As for the leaders themselves, nothing has preoccupied them more than amassing wealth for themselves as well as for their friends and family at the expense of the poor.

The cashgate is essentially about that.

Our leaders have lacked any tangible and achievable strategic vision over the years such that 50 years since independence, we are still worshipping donors and at their mercy which all depends on which side of the bed they have woken up from.

This cannot and should not go on. Other countries that were as poor as us 50 years ago are singing a new song today with massive improvements in the standards of living for their people. It was all down to leadership, honesty and hardwork, characteristics that are in very short supply in Malawi.

It is clear something must be done and but it is all down to us, 13 million Malawians. We had a revolution in 1992 to claim back our human rights from a cabal of blood-thirsty vampires who took them away from us.
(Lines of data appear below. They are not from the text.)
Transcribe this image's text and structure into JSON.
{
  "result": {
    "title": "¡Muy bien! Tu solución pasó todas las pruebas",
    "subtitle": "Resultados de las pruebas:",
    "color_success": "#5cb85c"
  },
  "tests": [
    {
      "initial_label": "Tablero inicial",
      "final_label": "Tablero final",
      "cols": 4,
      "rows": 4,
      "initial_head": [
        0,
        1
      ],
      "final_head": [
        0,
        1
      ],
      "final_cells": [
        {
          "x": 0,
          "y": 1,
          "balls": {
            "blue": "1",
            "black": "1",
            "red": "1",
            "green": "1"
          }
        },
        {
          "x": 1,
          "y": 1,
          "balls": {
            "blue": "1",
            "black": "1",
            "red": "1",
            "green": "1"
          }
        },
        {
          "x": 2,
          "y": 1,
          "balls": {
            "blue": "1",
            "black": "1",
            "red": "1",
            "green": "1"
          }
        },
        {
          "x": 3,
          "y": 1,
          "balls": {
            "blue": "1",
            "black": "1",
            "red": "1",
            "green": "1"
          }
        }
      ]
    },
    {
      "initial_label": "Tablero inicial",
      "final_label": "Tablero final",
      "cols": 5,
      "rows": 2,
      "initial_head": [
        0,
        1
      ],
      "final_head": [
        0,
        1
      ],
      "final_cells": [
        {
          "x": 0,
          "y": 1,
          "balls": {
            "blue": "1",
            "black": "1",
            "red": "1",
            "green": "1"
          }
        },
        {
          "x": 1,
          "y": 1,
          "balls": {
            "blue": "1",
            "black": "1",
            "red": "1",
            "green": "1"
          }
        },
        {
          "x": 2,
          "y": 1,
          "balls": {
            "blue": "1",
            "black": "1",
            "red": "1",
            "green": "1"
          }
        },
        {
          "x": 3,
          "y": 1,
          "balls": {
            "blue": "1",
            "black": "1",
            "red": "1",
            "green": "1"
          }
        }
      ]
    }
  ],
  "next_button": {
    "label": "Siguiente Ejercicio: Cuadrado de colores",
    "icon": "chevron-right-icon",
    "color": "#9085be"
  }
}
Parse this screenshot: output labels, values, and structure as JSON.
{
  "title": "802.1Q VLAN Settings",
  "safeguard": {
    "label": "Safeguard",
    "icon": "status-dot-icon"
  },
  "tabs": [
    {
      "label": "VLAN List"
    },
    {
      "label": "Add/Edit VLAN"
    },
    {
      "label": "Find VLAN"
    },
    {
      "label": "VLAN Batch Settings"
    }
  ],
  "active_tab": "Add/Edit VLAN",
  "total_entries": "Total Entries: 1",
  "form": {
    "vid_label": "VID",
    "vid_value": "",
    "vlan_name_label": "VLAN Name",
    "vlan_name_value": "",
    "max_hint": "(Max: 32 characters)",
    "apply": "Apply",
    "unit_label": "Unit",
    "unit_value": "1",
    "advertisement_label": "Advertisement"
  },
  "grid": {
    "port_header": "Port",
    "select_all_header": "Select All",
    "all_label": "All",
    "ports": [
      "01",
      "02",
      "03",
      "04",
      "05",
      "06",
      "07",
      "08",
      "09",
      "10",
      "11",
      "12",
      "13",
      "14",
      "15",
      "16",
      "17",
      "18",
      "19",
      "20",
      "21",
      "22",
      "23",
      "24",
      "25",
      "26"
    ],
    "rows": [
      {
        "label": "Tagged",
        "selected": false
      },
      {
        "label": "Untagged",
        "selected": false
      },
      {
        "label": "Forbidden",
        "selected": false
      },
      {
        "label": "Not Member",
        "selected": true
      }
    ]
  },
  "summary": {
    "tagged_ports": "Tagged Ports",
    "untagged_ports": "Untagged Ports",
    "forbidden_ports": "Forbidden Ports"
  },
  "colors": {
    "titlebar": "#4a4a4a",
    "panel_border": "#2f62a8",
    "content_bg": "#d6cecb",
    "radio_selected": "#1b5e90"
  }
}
Apparently, it was not enough and we seem to be desperately in need of another one in whatever form to get rid of the present national malaise and sloppiness as we are paying a very high price for it.

I will finish with my usual rallying call and it is that until the people of Malawi take back the country from the grip of corrupt and mediocre leaders through a crash course in seeking accountability and choosing only leaders that are truly visionary, they will always suffer the ultimate humiliation inflicted by Western donors who are here to guard their taxpayers’ money.

Malawi is ripe for another revolution to stop the nonsense of our country being a perpetual beggar.